Welyon publishes investigation guides, manufactures a non-invasive testing kit, and runs a physician-supervised protocol. It exists because the literature on H. pylori has moved faster than the standard workup.
Roughly one in three Americans carry H. pylori. The peer-reviewed literature has — slowly, across thirty years — associated this single bacterium with eight clinically distinct presentations, from refractory iron deficiency to chronic spontaneous urticaria. The mechanisms are increasingly characterised. The literature is publicly available. The diagnostic step required to act on it costs less than a single visit to a specialist.
And yet the standard workup for each of those eight conditions only tests for H. pylori when the symptom is digestive. The literature has moved. The order sets, mostly, have not.
That is the whole project. Welyon does not invent mechanism, does not promise resolution, does not sell a wellness lifestyle. It publishes what the literature already says, gives readers the language to ask sharper questions, and stands behind a testing pathway when the conversation calls for one.
The investigation series spans claims that are well-replicated and claims that are early-stage. Treating those two categories with the same visual weight would be a trust failure. So we don't. Every claim across the eight guides carries one of three tiers — Strong, Moderate, or Exploratory — applied inline at the point of claim, and again in the citation list at the back of the PDF.
The rubric is applied identically regardless of whether the resulting investigation routes a reader toward — or away from — Welyon's testing kit and protocol.
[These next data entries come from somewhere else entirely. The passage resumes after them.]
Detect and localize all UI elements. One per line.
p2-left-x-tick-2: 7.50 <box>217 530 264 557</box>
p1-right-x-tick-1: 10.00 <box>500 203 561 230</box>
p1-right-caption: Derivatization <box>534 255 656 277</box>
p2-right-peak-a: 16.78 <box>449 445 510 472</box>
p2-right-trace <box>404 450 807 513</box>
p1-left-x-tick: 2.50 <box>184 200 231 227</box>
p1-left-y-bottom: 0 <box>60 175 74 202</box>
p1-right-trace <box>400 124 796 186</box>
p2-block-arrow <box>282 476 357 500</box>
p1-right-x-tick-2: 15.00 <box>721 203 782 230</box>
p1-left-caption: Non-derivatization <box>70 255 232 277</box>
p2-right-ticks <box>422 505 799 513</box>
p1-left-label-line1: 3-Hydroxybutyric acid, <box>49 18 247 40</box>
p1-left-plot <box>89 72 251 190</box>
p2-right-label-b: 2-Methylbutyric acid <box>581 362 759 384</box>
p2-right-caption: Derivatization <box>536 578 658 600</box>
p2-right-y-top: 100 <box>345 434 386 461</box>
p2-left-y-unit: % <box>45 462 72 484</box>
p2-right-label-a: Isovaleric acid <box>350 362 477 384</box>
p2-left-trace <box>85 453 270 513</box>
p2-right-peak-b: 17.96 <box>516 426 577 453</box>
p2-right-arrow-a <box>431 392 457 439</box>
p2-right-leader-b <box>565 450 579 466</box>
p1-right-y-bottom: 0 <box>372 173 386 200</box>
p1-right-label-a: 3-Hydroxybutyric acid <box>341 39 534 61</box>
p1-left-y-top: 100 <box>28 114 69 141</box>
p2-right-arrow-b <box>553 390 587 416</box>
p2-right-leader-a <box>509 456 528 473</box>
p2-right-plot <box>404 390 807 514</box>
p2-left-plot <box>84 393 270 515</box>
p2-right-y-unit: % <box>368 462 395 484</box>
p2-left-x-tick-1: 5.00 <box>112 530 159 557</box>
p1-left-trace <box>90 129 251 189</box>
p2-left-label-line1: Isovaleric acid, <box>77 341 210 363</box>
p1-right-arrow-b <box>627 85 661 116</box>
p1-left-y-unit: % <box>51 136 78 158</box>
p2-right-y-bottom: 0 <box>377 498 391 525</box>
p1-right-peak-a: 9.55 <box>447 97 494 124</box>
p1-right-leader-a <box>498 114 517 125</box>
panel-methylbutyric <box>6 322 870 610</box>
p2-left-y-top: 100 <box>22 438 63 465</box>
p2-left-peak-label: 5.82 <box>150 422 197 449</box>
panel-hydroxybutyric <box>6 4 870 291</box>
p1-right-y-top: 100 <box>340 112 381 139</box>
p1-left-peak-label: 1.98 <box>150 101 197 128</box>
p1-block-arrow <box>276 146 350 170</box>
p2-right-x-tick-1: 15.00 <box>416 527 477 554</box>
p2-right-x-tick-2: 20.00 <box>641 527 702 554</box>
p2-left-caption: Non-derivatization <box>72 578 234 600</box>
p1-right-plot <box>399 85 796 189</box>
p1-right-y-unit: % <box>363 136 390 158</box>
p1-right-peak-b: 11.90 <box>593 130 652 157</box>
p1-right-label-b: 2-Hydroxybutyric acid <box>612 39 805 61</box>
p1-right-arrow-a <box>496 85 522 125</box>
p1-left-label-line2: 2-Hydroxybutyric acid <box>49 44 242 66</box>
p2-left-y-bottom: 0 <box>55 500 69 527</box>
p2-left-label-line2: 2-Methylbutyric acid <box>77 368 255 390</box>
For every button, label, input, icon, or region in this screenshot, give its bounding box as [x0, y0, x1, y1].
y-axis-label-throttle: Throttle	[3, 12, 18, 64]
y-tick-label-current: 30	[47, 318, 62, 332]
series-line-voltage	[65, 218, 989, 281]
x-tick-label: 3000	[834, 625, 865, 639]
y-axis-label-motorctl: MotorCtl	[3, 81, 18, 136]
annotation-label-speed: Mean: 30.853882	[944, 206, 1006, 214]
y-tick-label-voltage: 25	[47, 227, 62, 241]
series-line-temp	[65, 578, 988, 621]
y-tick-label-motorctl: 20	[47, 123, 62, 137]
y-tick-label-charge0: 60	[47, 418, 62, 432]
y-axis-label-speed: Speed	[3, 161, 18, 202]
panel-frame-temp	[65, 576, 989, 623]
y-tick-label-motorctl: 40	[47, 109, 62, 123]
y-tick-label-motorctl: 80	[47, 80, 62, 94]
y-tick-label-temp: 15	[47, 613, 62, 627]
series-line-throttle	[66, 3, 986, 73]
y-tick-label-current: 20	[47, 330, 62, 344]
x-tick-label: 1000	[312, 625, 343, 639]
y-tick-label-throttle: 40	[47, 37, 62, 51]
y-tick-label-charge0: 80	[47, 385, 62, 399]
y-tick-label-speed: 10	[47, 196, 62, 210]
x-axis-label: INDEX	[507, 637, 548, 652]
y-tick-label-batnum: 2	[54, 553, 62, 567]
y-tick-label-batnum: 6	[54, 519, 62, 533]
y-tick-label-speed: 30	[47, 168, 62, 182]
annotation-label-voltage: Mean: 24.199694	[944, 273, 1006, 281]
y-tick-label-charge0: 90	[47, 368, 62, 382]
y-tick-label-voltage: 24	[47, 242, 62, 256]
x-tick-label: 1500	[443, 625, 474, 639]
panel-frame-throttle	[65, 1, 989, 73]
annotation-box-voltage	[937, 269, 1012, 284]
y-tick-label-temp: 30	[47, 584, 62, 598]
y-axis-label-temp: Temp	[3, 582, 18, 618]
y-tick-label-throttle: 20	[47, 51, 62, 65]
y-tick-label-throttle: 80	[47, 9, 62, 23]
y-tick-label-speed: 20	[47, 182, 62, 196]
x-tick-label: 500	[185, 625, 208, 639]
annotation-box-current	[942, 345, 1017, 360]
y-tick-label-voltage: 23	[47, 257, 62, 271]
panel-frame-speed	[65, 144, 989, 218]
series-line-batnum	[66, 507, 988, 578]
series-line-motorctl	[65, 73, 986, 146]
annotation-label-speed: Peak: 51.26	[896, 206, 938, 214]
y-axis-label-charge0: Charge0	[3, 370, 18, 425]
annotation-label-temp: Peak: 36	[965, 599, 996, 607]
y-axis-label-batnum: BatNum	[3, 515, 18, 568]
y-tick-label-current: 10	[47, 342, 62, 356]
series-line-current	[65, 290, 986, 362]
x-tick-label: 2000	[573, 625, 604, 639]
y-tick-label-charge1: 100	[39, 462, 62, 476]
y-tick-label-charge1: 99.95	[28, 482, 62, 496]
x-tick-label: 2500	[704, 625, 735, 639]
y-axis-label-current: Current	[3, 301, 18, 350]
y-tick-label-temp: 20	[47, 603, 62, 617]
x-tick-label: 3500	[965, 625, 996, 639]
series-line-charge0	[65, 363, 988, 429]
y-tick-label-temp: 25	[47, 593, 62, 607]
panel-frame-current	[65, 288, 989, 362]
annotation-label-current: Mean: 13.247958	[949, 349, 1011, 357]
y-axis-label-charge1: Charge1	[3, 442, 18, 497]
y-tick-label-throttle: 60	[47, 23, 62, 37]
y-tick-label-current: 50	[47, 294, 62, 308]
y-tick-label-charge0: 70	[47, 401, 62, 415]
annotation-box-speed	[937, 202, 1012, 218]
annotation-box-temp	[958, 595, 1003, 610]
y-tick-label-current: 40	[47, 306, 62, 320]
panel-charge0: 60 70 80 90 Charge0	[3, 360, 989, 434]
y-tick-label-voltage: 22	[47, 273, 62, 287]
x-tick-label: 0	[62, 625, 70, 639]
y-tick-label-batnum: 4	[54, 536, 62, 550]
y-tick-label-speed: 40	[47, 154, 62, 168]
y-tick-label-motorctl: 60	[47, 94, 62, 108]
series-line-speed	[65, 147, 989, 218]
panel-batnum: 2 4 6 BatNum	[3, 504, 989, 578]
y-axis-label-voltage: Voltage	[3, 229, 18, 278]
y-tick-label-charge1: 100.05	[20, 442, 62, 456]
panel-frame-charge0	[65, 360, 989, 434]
Editorial grading is independent of commercial outcome. That independence is the trust contract.
Multiple peer-reviewed studies in agreement; replicated in independent cohorts; mechanism characterised. The case for investigating is well-established.
Consistent literature, but cohort scale is limited or the mechanism is only partially characterised. The case is plausible and worth pursuing as part of a structured workup.
Plausible mechanism with early-stage or pilot-cohort evidence. The case for investigating, not the case for concluding. Flagged honestly on the cover and inline.
Welyon is assembling a scientific advisory board of clinicians and researchers with expertise in gastroenterology, infectious disease, and evidence-based medicine. Advisor names and affiliations will be listed here upon confirmation.
The board's first job is review: of the investigation guides, of the testing pathway, and of the rubric used to grade evidence across the series. The second is governance: ensuring the editorial grading rubric stays applied identically, regardless of commercial outcome.
Six advisor positions are being filled across the specialties listed below. Letters of interest are reviewed monthly.
Clinical & research scope: H. pylori diagnostic methods, refractory presentations, eradication protocols, and post-eradication surveillance.
Clinical & research scope: chronic bacterial colonisation, host–pathogen dynamics, antibiotic stewardship in eradication regimens.
Clinical & research scope: study quality grading, meta-analysis methodology, and editorial governance of the three-tier evidence rubric.
Clinical & research scope: iron homeostasis, hepcidin signalling, B12 absorption pathways, and refractory anaemia presentations.
Clinical & research scope: thyroid autoimmunity, metabolic dysregulation, and the gastric–endocrine axis literature.
Clinical & research scope: cutaneous expression of systemic inflammation, chronic urticaria, rosacea pathophysiology, mast cell biology.
If you are a clinician or researcher working in H. pylori-associated disease — particularly in the six specialties named on the previous page — and you are interested in contributing to Welyon's evidence architecture, we would like to hear from you.
Letters of interest are reviewed monthly. No CV format is required; a paragraph naming your current institution, your research interests, and the specialty you'd like to advise on is enough to start the conversation.
Welyon produces the at-home H. pylori testing kit and the physician-supervised Foundation Protocol referenced in these guides. The investigation guides are commercial publications. This commercial interest is disclosed on every guide cover, every checkout page, and in the footer of this site. The investigation steps described in the guides would apply equally if neither product existed.
Evidence grading across the series follows a single rubric, applied identically regardless of whether the resulting investigation routes a reader toward — or away from — Welyon's testing kit or protocol. Reviewer names will appear in the front matter of each guide upon confirmation of the advisory board. No claims are softened or strengthened for commercial benefit.